Social cohesion is deeply rooted in Ugandan society, where communities traditionally take collective responsibility for member wellbeing. This study examines social cohesion in relation to communal ties, including those formed through village solidarity, religious structures, and traditional forms of support. Development programs, however, can disrupt these existing social structures. The interplay between social protection and social cohesion is critical, as both aim to enhance equality and wellbeing within society. According to Babajanian (2012), social protection can positively influence social cohesion by establishing citizenship rights, alleviating poverty, reducing inequalities, combating social exclusion, and strengthening social capital and interpersonal relationships. Effective program design is crucial to ensure social protection enhances social inclusion without causing harm.
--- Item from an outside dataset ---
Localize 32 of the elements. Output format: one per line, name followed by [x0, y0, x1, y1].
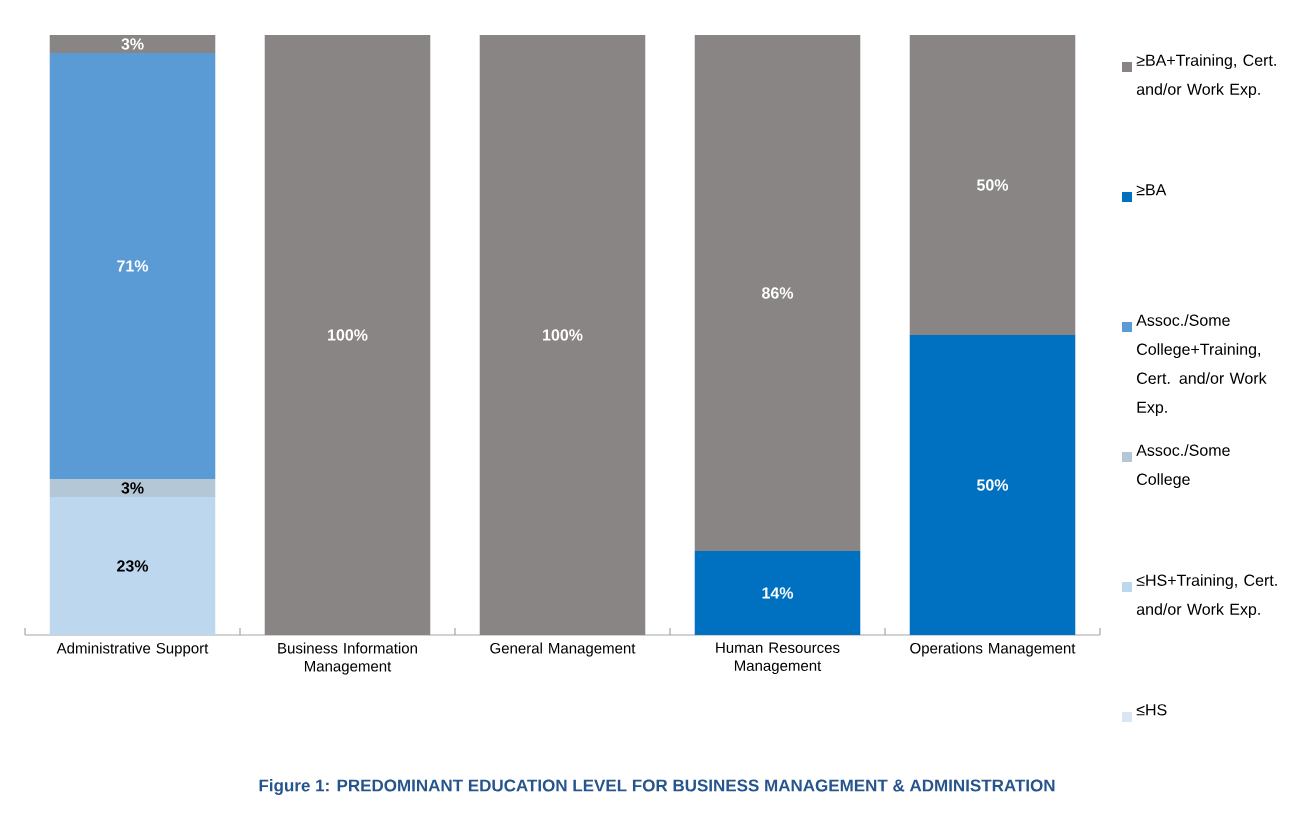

The methodology of this study includes a literature review and a predominantly qualitative mixed-method research approach. It involves mapping out social assistance programs in Uganda and examining the implications of various targeting approaches – both universal and poverty-targeted – on social cohesion. Fieldwork was conducted over two weeks in May 2023 in Kampala, Arua, Koboko, and Yumbe districts. The study encompasses five programs: GEG, UCWP, DRDIP, NutriCash, and the Senior Citizens Grant. Data collection included thirteen key informant interviews with government institutions, development agencies, NGOs, and community groups involved in the design, implementation, and monitoring of these programs. Additionally, fourteen focus group discussions with a total of 196 participants were held, encompassing beneficiaries, non-beneficiaries, host and refugee communities, mentors, and community targeting groups.
The report aims to provide a comprehensive mapping of Uganda’s social assistance targeting mechanisms, assess their impact on social cohesion, and offer key learnings and policy recommendations to enhance the effectiveness of these programs. The findings are expected to contribute to a nuanced understanding of how different targeting approaches influence social dynamics and communal ties in Uganda.